Patients with hs-CRP >3 mg/L at 30 days had significantly higher two-year mortality rates than those with hs-CRP 1 to 3 mg/L or hs-CRP <1 mg/L (6.1 versus 3.7 versus 1.6 percent), and results were similar with hs-CRP measured at four months. Patients allocated to early intensive statin therapy were significantly more likely to achieve hs-CRP levels <1 mg/L at 30 days and four months.

In the PROVE IT-TIMI 22 trial, 4162 patients with an ACS were randomly assigned to atorvastatin 80 mg/day or pravastatin 40 mg/day [133]. There were significant reductions in serum CRP by 30 days in both treatment arms. There was only a limited correlation between the achieved levels of CRP and the achieved levels of LDL-C; less than 3 percent of the variance in achieved serum CRP was explained by the variance in achieved LDL-C. Despite the nearly complete independence of these two factors, there was also a linear relationship between the levels of CRP achieved after statin therapy and the risk of recurrent MI or coronary death. (See "Management of low density lipoprotein cholesterol (LDL-C) in the secondary prevention of cardiovascular disease".)
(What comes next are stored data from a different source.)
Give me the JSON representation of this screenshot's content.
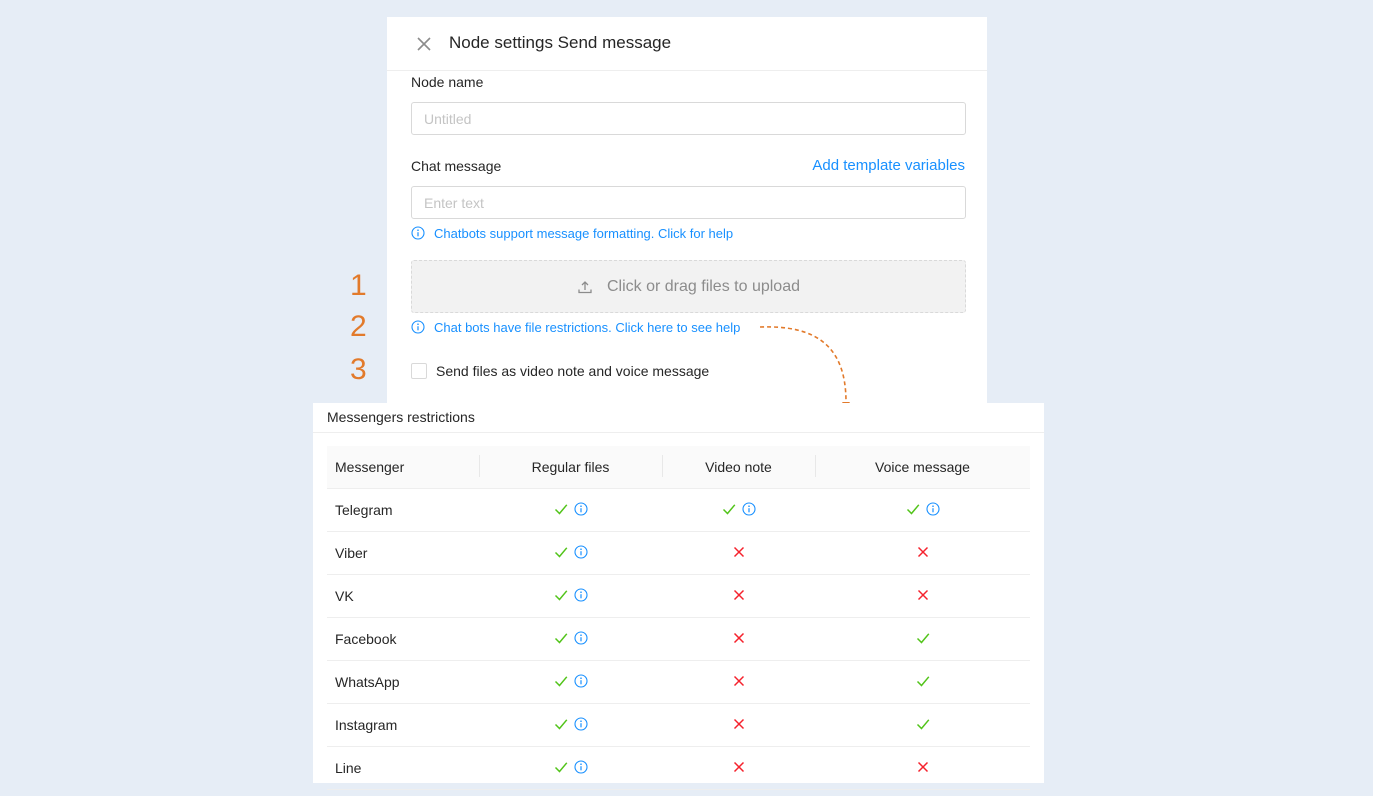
{
  "panel": {
    "title": "Node settings Send message",
    "node_name_label": "Node name",
    "node_name_placeholder": "Untitled",
    "chat_message_label": "Chat message",
    "add_template_variables": "Add template variables",
    "chat_message_placeholder": "Enter text",
    "formatting_help": "Chatbots support message formatting. Click for help",
    "upload_text": "Click or drag files to upload",
    "file_restrictions_help": "Chat bots have file restrictions. Click here to see help",
    "send_files_checkbox": "Send files as video note and voice message"
  },
  "annotations": {
    "step_numbers": [
      "1",
      "2",
      "3"
    ],
    "accent_color": "#e27a2b"
  },
  "restrictions": {
    "title": "Messengers restrictions",
    "columns": [
      "Messenger",
      "Regular files",
      "Video note",
      "Voice message"
    ],
    "rows": [
      {
        "messenger": "Telegram",
        "regular": true,
        "regular_info": true,
        "video": true,
        "video_info": true,
        "voice": true,
        "voice_info": true
      },
      {
        "messenger": "Viber",
        "regular": true,
        "regular_info": true,
        "video": false,
        "video_info": false,
        "voice": false,
        "voice_info": false
      },
      {
        "messenger": "VK",
        "regular": true,
        "regular_info": true,
        "video": false,
        "video_info": false,
        "voice": false,
        "voice_info": false
      },
      {
        "messenger": "Facebook",
        "regular": true,
        "regular_info": true,
        "video": false,
        "video_info": false,
        "voice": true,
        "voice_info": false
      },
      {
        "messenger": "WhatsApp",
        "regular": true,
        "regular_info": true,
        "video": false,
        "video_info": false,
        "voice": true,
        "voice_info": false
      },
      {
        "messenger": "Instagram",
        "regular": true,
        "regular_info": true,
        "video": false,
        "video_info": false,
        "voice": true,
        "voice_info": false
      },
      {
        "messenger": "Line",
        "regular": true,
        "regular_info": true,
        "video": false,
        "video_info": false,
        "voice": false,
        "voice_info": false
      }
    ]
  },
  "colors": {
    "link_blue": "#1890ff",
    "check_green": "#52c41a",
    "cross_red": "#f5222d",
    "background": "#e6edf6"
  },
  "icons": {
    "close": "close-icon",
    "info": "info-icon",
    "upload": "upload-icon",
    "check": "check-icon",
    "cross": "cross-icon"
  }
}
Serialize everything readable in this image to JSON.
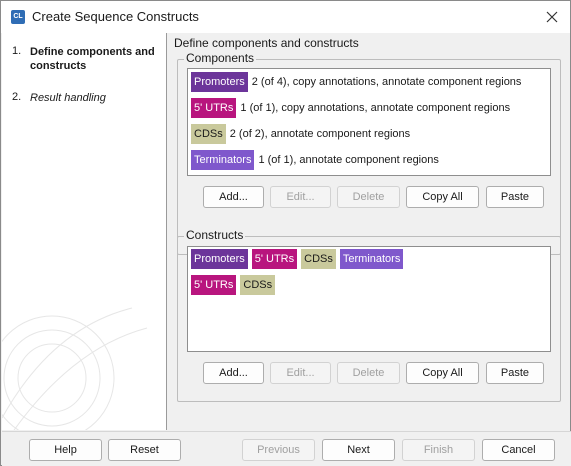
{
  "window": {
    "title": "Create Sequence Constructs",
    "icon_label": "CL"
  },
  "steps": [
    {
      "num": "1.",
      "label": "Define components and constructs"
    },
    {
      "num": "2.",
      "label": "Result handling"
    }
  ],
  "content": {
    "heading": "Define components and constructs"
  },
  "components": {
    "title": "Components",
    "rows": [
      {
        "tag": "Promoters",
        "desc": "2 (of 4), copy annotations, annotate component regions",
        "color": "#6c359a"
      },
      {
        "tag": "5' UTRs",
        "desc": "1 (of 1), copy annotations, annotate component regions",
        "color": "#b8157e"
      },
      {
        "tag": "CDSs",
        "desc": "2 (of 2), annotate component regions",
        "color": "#c9c99c"
      },
      {
        "tag": "Terminators",
        "desc": "1 (of 1), annotate component regions",
        "color": "#7f58cc"
      }
    ],
    "buttons": {
      "add": "Add...",
      "edit": "Edit...",
      "delete": "Delete",
      "copy_all": "Copy All",
      "paste": "Paste"
    }
  },
  "constructs": {
    "title": "Constructs",
    "rows": [
      [
        "Promoters",
        "5' UTRs",
        "CDSs",
        "Terminators"
      ],
      [
        "5' UTRs",
        "CDSs"
      ]
    ],
    "buttons": {
      "add": "Add...",
      "edit": "Edit...",
      "delete": "Delete",
      "copy_all": "Copy All",
      "paste": "Paste"
    }
  },
  "footer": {
    "help": "Help",
    "reset": "Reset",
    "previous": "Previous",
    "next": "Next",
    "finish": "Finish",
    "cancel": "Cancel"
  },
  "icons": [
    "close-icon",
    "app-icon",
    "watermark-graphic"
  ]
}
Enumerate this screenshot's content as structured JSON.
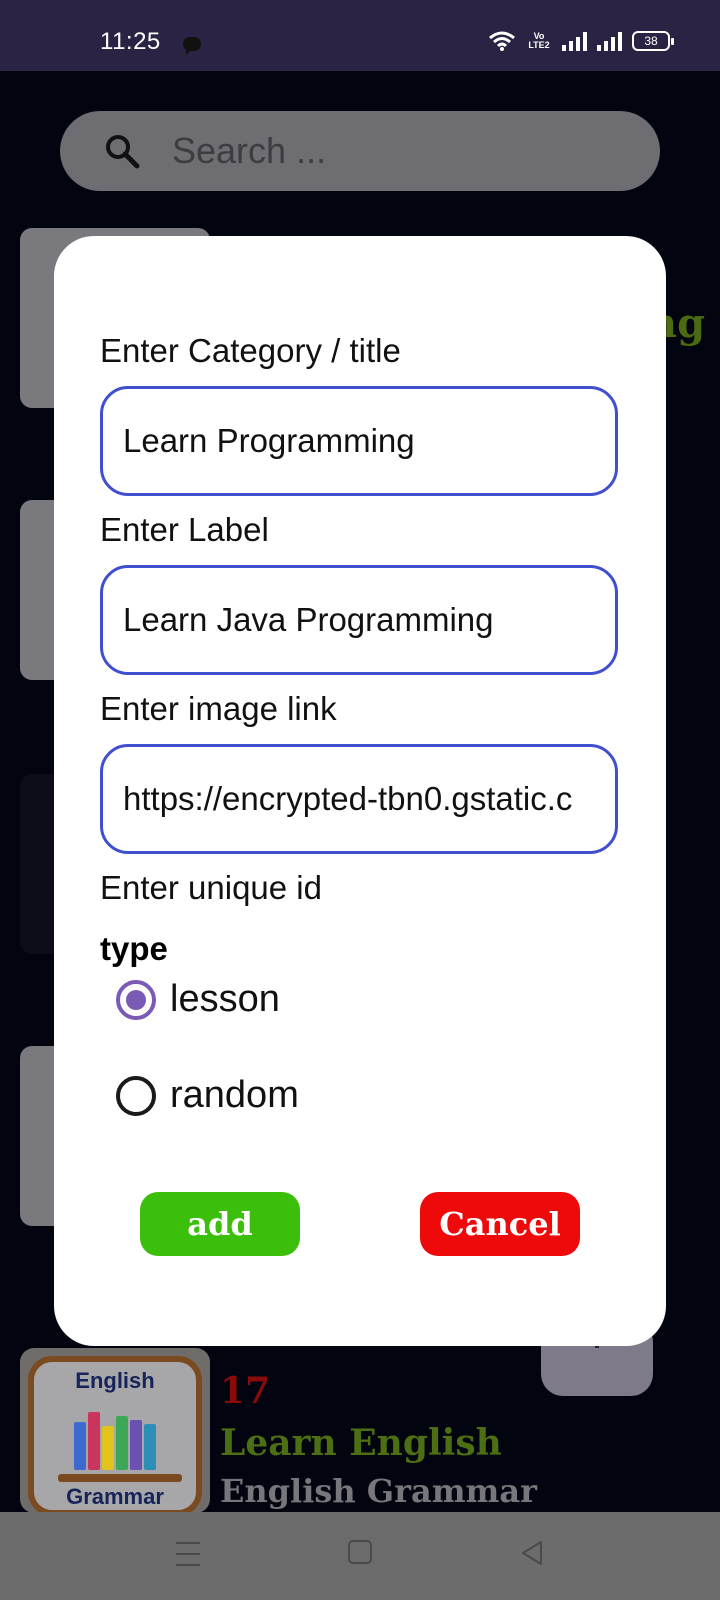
{
  "status_bar": {
    "time": "11:25",
    "battery": "38",
    "volte_line1": "Vo",
    "volte_line2": "LTE2",
    "icons": [
      "chat-icon",
      "wifi-icon",
      "volte-icon",
      "signal-icon",
      "signal-icon",
      "battery-icon"
    ]
  },
  "background": {
    "search": {
      "placeholder": "Search ...",
      "icon": "search-icon"
    },
    "peek_text": "ng",
    "list_item": {
      "number": "17",
      "title": "Learn English",
      "subtitle": "English Grammar",
      "thumb_top": "English",
      "thumb_bottom": "Grammar"
    }
  },
  "dialog": {
    "category_label": "Enter Category / title",
    "category_value": "Learn Programming",
    "label_label": "Enter Label",
    "label_value": "Learn Java Programming",
    "image_label": "Enter image link",
    "image_value": "https://encrypted-tbn0.gstatic.c",
    "id_label": "Enter unique id",
    "type_label": "type",
    "options": [
      {
        "label": "lesson",
        "selected": true
      },
      {
        "label": "random",
        "selected": false
      }
    ],
    "add_label": "add",
    "cancel_label": "Cancel"
  },
  "colors": {
    "accent_input_border": "#3f4fd0",
    "radio_selected": "#7a5ab5",
    "add_button": "#3bbf0a",
    "cancel_button": "#ee0a0a"
  },
  "nav_bar": {
    "icons": [
      "menu-icon",
      "home-icon",
      "back-icon"
    ]
  }
}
The JUPITER trial, which randomly assigned patients with an LDL-C level below 130 mg/dL (3.4 mmol/L) and a CRP level of at least 2.0 mg/L to treatment with rosuvastatin 20 mg daily or placebo and demonstrated better outcomes in the treated group, is discussed elsewhere. (See 'Our approach' above.)

In the aggregate, these studies support the hypothesis that lowering serum CRP and LDL-C should be "dual" goals of statin therapy [139]. Prospective randomized trials are necessary to evaluate this hypothesis.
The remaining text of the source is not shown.